Revised method for constructing acoustic vulnerability curves in trees

During drought, the formation of air bubbles known as embolisms in the water-conducting xylem reduces hydraulic conductivity, which can ultimately result in tree death. Accurately quantifying vulnerability to embolism formation is therefore essential for understanding tree hydraulics. Acoustic emission (AE) analysis offers a non-destructive method to monitor this process, yet the interpretation of captured signals remains debated. In this study, we introduce an improved methodology for constructing acoustic vulnerability curves (VCAE) that minimizes subjectivity and enhances the accuracy of assessing a tree's vulnerability to drought stress. Our approach combines AE signal clustering with an objective method for pinpointing the endpoint (point of 100% embolism) based on the observed correlation between water potential at maximum AE activity and 50% loss of hydraulic conductivity.
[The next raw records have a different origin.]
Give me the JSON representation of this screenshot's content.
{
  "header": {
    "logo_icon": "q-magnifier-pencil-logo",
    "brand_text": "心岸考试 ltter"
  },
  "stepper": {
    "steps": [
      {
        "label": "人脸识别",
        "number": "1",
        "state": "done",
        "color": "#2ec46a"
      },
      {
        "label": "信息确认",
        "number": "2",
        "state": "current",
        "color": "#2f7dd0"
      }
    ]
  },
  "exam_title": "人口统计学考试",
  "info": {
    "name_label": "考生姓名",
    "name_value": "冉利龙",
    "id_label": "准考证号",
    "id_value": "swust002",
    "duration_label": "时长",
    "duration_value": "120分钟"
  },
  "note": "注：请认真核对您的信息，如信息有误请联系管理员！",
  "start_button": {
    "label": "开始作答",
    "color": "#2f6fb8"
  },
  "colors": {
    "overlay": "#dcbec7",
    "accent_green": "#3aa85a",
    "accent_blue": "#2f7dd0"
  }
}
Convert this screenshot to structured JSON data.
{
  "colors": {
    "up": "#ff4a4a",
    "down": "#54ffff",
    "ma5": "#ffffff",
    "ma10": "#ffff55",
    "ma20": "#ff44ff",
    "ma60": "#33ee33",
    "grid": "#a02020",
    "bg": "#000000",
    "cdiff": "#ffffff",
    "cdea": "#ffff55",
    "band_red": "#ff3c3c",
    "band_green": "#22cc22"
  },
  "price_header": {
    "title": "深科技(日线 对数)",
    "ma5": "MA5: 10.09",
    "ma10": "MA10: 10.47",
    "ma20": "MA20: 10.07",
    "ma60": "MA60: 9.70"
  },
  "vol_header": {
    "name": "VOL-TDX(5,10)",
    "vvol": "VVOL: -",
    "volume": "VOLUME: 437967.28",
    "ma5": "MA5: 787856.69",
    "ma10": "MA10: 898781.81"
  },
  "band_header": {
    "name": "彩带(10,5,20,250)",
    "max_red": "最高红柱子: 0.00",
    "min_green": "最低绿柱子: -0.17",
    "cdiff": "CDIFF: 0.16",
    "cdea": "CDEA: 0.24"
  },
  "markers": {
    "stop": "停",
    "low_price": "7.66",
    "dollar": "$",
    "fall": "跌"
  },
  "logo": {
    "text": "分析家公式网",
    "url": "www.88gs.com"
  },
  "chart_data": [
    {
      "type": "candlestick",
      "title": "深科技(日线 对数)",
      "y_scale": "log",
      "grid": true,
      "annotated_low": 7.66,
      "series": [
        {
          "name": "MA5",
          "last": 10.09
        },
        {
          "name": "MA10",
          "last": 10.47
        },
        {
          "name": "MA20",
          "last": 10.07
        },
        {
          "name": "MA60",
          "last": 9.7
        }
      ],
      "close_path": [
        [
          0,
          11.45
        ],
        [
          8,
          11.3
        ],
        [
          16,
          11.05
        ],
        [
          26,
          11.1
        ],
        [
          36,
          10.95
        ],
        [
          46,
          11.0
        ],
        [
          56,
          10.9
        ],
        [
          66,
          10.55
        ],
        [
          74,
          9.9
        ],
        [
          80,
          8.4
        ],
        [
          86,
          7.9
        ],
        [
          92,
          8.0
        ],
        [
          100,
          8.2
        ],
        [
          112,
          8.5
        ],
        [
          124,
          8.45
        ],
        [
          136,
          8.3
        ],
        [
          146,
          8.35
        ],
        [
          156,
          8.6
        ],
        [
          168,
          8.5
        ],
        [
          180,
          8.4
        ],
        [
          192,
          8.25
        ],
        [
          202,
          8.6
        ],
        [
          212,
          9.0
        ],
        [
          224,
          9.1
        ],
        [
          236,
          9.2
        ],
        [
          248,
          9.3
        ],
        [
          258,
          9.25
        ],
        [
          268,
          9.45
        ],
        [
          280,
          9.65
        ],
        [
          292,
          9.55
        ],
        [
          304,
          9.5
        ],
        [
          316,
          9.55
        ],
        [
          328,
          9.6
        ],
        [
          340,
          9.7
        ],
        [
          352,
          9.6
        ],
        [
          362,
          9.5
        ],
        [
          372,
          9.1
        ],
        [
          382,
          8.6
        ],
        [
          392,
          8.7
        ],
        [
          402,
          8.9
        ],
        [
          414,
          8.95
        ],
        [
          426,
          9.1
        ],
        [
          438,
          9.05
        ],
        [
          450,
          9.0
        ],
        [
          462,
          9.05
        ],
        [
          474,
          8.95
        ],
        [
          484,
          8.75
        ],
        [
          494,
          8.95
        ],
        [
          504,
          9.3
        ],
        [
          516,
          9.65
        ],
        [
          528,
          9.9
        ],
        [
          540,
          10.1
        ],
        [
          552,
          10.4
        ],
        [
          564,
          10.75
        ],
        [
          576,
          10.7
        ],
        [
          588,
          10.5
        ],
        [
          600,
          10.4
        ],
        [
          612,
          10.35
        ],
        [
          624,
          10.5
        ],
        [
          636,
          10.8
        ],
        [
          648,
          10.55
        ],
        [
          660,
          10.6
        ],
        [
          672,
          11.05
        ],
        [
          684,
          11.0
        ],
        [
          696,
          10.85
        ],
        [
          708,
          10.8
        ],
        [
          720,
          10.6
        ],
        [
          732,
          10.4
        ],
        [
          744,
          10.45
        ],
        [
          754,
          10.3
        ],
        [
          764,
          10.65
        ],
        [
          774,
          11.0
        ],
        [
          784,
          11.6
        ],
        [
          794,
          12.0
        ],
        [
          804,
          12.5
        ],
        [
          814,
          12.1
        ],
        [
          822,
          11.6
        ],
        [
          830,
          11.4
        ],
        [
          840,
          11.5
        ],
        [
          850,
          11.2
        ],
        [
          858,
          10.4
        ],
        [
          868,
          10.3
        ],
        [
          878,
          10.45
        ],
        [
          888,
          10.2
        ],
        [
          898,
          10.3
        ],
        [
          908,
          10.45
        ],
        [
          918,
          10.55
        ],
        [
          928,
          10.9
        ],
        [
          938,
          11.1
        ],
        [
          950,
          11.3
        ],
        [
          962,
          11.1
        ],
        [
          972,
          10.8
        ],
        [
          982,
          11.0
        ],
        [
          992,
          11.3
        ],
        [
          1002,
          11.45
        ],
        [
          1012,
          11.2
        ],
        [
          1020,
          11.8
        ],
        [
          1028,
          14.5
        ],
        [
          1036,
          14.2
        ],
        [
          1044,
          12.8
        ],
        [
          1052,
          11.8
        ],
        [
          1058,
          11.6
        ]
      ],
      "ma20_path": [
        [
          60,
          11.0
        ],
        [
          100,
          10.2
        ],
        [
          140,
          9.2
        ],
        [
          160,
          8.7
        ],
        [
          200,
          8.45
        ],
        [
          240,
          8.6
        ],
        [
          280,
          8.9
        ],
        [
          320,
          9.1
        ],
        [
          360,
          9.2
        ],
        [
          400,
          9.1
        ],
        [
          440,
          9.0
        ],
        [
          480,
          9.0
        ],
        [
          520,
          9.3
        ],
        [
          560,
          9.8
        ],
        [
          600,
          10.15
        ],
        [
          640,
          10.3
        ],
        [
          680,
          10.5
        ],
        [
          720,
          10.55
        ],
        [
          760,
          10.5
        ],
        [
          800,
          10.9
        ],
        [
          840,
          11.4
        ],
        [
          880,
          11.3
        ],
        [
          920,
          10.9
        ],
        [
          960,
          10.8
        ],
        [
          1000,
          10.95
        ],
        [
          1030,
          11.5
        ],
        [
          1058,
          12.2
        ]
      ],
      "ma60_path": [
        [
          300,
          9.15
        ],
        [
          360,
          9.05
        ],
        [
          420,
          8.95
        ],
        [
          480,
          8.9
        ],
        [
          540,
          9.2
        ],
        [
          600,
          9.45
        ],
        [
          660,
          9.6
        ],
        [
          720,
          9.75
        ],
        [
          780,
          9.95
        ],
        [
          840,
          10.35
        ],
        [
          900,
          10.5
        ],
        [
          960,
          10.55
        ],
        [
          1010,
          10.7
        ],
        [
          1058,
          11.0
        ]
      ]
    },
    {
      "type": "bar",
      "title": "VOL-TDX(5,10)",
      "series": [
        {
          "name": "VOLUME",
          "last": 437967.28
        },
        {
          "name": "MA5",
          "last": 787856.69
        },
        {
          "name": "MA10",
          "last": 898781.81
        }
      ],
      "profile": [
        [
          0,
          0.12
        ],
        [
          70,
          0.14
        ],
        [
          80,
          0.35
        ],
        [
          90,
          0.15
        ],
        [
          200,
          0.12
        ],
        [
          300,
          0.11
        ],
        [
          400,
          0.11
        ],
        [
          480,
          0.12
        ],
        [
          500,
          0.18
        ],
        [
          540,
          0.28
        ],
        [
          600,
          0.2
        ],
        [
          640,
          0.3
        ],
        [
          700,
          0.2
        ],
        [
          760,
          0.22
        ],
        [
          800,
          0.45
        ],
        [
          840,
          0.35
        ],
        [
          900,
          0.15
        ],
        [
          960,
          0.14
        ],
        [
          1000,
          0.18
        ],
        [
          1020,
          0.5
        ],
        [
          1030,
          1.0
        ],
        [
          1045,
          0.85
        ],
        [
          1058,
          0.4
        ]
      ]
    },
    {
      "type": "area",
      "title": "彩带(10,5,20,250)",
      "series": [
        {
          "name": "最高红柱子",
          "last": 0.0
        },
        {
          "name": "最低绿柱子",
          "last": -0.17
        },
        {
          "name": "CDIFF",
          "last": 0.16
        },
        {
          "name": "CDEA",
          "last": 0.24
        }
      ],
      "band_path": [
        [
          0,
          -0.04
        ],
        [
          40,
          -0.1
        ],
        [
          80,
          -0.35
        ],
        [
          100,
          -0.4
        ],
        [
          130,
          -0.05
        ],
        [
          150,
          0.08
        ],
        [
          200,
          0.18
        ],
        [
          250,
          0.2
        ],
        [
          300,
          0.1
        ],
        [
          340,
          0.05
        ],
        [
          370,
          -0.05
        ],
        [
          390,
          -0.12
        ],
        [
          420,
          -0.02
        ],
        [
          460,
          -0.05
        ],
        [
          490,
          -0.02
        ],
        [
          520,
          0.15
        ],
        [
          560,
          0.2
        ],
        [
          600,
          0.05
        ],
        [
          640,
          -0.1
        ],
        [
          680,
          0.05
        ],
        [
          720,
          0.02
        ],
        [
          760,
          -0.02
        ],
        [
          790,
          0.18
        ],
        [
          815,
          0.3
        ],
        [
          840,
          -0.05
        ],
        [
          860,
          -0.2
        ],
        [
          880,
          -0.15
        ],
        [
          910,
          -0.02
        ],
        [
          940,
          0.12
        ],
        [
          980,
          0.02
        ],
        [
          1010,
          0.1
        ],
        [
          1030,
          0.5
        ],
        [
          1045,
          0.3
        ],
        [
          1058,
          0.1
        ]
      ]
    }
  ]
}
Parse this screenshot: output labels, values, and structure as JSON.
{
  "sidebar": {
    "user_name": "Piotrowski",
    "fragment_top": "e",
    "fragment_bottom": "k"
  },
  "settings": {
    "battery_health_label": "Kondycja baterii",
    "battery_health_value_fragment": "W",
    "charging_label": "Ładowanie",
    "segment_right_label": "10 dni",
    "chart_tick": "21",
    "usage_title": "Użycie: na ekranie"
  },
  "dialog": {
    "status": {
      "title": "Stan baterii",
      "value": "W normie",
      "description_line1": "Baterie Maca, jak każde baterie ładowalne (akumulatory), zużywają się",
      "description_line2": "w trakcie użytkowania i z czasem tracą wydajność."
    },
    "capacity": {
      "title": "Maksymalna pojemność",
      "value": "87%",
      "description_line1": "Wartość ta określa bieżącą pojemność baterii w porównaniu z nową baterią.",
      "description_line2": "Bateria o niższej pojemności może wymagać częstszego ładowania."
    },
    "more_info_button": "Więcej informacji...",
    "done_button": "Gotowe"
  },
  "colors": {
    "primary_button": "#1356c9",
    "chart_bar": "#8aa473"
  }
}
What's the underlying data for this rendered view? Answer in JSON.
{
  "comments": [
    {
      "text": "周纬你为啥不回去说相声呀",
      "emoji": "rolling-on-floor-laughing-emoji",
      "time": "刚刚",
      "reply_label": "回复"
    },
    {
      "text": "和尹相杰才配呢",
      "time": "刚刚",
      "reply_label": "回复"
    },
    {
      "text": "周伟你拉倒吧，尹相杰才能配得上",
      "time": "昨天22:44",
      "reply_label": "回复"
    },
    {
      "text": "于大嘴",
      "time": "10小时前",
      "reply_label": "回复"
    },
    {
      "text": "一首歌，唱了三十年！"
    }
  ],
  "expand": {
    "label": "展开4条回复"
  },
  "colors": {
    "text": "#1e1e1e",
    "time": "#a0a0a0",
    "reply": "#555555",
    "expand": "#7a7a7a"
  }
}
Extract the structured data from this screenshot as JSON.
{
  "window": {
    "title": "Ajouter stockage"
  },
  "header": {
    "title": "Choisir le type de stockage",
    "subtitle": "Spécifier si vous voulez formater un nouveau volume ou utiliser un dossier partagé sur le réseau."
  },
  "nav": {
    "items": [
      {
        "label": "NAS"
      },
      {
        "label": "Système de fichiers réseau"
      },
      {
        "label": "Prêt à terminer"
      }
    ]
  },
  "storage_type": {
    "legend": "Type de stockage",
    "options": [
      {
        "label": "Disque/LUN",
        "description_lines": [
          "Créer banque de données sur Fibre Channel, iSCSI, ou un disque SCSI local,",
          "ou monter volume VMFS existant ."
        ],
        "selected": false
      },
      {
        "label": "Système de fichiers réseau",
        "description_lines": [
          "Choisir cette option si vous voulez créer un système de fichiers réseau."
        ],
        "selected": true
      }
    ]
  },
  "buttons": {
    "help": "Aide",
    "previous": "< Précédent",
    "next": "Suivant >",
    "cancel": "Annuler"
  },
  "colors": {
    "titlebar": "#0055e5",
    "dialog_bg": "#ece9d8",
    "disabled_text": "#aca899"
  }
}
By applying a refined clustering algorithm to four temperate tree species (Platanus × acerifolia (Aiton) Willd., Betula pendula Roth, Quercus robur L. and Fagus sylvatica L.), we consistently identified natural frequency-based clusters that effectively separate embolism-related AEs from other signals. This focus on embolism-related AE activity allowed us to minimize the influence of non-embolism-related signals and identify the true VCAE endpoint. Our method, by reducing the subjectivity inherent in previous approaches, enhances the accuracy of VCAE construction, offering broader insights into tree hydraulics and expanding its applicability across different species and environmental conditions.